Today’s entry analyses the judgment of the challenges to the Airports National Policy Statement.
On Wednesday, the High Court issued its judgment on the multi-party challenge to the designation of the Airports National Policy Statement endorsing a third runway at Heathrow Airport. The full judgment can be found here, and runs to some 184 pages. The challenge by Heathrow Hub is reported separately here.
In summary, the Government won. 26 barristers, including 10 QCs, were involved in the case, one of the largest judicial reviews of recent years.
There were 32 grounds of challenge, which in the main case were two on surface access, six on air quality, two on habitats, five on Strategic Environmental Assessment (SEA), two on consultation, seven on climate change, two on human rights and one on bias. The Heathrow Hub case was on five grounds and was more about competition law and the choice between the two Heathrow schemes.

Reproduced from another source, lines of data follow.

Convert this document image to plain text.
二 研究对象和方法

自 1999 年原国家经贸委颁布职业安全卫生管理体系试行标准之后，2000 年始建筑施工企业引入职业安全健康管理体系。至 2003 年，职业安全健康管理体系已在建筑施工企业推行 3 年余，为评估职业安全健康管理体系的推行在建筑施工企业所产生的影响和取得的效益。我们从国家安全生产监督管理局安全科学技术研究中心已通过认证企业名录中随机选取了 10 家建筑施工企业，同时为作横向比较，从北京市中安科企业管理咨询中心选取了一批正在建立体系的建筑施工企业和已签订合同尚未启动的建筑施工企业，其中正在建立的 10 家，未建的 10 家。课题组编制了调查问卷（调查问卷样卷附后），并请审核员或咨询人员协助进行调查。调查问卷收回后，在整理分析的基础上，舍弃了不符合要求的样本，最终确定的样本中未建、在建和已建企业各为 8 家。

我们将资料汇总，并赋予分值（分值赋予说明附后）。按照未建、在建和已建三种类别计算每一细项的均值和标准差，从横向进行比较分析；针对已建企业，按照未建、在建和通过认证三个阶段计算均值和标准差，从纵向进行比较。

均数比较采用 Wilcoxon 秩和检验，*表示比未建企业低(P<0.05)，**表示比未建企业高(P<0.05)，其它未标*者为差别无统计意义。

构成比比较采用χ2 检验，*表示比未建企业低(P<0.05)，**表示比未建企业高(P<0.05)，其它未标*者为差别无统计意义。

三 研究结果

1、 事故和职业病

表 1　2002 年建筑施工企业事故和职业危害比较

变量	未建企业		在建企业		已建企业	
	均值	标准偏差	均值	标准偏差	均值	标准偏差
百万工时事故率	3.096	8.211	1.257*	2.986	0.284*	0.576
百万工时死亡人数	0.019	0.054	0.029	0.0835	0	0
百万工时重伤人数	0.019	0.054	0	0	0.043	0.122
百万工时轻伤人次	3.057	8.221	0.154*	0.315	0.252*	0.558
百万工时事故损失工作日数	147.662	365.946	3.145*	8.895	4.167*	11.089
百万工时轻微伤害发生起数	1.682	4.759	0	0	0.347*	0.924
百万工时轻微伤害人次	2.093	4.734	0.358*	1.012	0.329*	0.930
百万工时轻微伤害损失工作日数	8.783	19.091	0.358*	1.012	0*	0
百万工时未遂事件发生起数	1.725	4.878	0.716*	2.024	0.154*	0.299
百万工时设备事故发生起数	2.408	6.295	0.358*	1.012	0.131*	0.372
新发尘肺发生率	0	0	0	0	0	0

This was a ‘rolled-up’ hearing where whether to grant permission to hear the case was considered simultaneously with the hearing. As can be seen at Appendix A (plus the Hub judgment), technically speaking seven of the 32 grounds were given permission, the rest were not. The seven that were given permission were both habitats grounds, two of the SEA grounds, the consultation ground, a legitimate expectation ground relating to Heathrow Airport Ltd being asked to give a guarantee that they would implement the alternative project if it were chosen, and a competition ground.
I have read the judgments so you don’t have to. I summarise the main points of interest (to me, at least) with some commentary in square brackets, in the order to which they appear, giving paragraph numbers should you be interested to read further. Here goes.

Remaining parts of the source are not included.